Deal Reporter
Even after Alleghany (NYSE:Y) reportedly rejected Scor’s (ETR:SCR) offer to acquire subsidiary TransRe, a deal may still be possible for the reinsurance unit.
Last week, Reuters reported that the New York-based insurer and investment holding company had hired financial advisors to consider a divestiture of Transatlantic Re in response to inbound interest that could value the insurer at close to USD 6.5bn. After this news service identified Scor as a likely bidder, Insurance Insider reported that Alleghany had rejected a bid from Paris-based Scor.
An industry executive said the New York-based subsidiary could attract interest from other suitors, but two industry bankers cautioned the reported offer price is a rich valuation.
Scor’s bid valued TransRe at 1.3x book value, a multiple higher than with recent reinsurance transactions. Platinum Underwriters' recently closed sale to RenaissanceRe (NYSE:RNR) was valued at 1.13x book, while Catlin/XL Group (NYSE:XL) was valued at 1.6x book, and Montpelier Re/Endurance (NYSE:ENH) at 1.2x book.
Despite the relatively lofty premium, Alleghany could be brought back to the table with an all-cash offer, said the industry executive, who said Scor’s offer was substantially composed of equity.
An equity offer is less attractive to Alleghany because of TransRe’s tax basis, the industry executive said. Alleghany acquired the company then known as Transatlantic Holdings in 2011. It is possible that the relative cost of the target’s assets and stock could make an all-cash deal more tax friendly to Alleghany.
If so, a limited number of cash buyers could see more value in TransRe than did Scor, the industry executive said. TransRe’s recent performance could make the company very attractive in an M&A environment that has seen all cash offers near book value, he said.
Foreign buyers could follow forays by Fosun International (HKG:0656) and Exor SpA (BIT:EXO) into the US reinsurance market to gain exposure to cycle-agnostic growth, the executive and an industry banker said.

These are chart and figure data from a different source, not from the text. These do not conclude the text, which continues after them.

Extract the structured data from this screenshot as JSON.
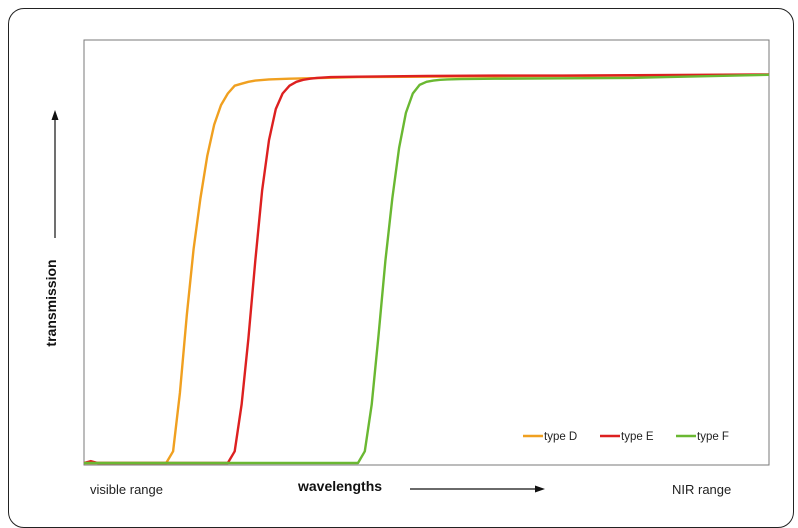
{
  "chart_data": {
    "type": "line",
    "title": "",
    "xlabel": "wavelengths",
    "ylabel": "transmission",
    "x_range_labels": {
      "left": "visible range",
      "right": "NIR range"
    },
    "xlim": [
      0,
      100
    ],
    "ylim": [
      0,
      100
    ],
    "grid": false,
    "legend_position": "bottom-right",
    "series": [
      {
        "name": "type D",
        "color": "#f0a020",
        "x": [
          0,
          7,
          12,
          13,
          14,
          15,
          16,
          17,
          18,
          19,
          20,
          21,
          22,
          23,
          24,
          25,
          27,
          30,
          35,
          40,
          50,
          60,
          70,
          80,
          90,
          100
        ],
        "y": [
          0,
          0,
          0,
          3,
          18,
          38,
          55,
          68,
          79,
          87,
          92,
          95,
          97,
          97.5,
          98,
          98.3,
          98.6,
          98.8,
          99,
          99.2,
          99.3,
          99.4,
          99.5,
          99.6,
          99.7,
          99.8
        ]
      },
      {
        "name": "type E",
        "color": "#dd2020",
        "x": [
          0,
          1,
          2,
          10,
          21,
          22,
          23,
          24,
          25,
          26,
          27,
          28,
          29,
          30,
          31,
          32,
          33,
          34,
          36,
          40,
          50,
          60,
          70,
          80,
          90,
          100
        ],
        "y": [
          0,
          0.5,
          0,
          0,
          0,
          3,
          15,
          32,
          52,
          70,
          83,
          91,
          95,
          97,
          98,
          98.5,
          98.8,
          99,
          99.2,
          99.3,
          99.5,
          99.6,
          99.6,
          99.7,
          99.8,
          99.9
        ]
      },
      {
        "name": "type F",
        "color": "#6ab832",
        "x": [
          0,
          2,
          10,
          20,
          30,
          40,
          41,
          42,
          43,
          44,
          45,
          46,
          47,
          48,
          49,
          50,
          51,
          52,
          53,
          55,
          60,
          70,
          80,
          85,
          90,
          100
        ],
        "y": [
          0,
          0,
          0,
          0,
          0,
          0,
          3,
          15,
          33,
          52,
          68,
          81,
          90,
          95,
          97.2,
          98,
          98.3,
          98.5,
          98.6,
          98.7,
          98.8,
          98.9,
          99,
          99.2,
          99.4,
          99.8
        ]
      }
    ]
  }
}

A TransRe divestiture is by no means obvious, however, two industry bankers said. Alleghany’s lofty valuation expectations might keep otherwise interested reinsurers from entering the fray, they said, noting that equity would almost certainly compose a strategic bid.
It is also unclear how Alleghany would deploy the proceeds from a divestiture, they said. That is no small question given that a TransRe sale would reduce its gross premiums by 70%, leaving Alleghany with a much smaller insurance operation and an industrial investment portfolio. The remaining Alleghany might not be a takeover target given its industrial portfolio, the second banker said, but would become sub-scale in a “bigger is better” climate.
Alleghany did not respond to a request for comment.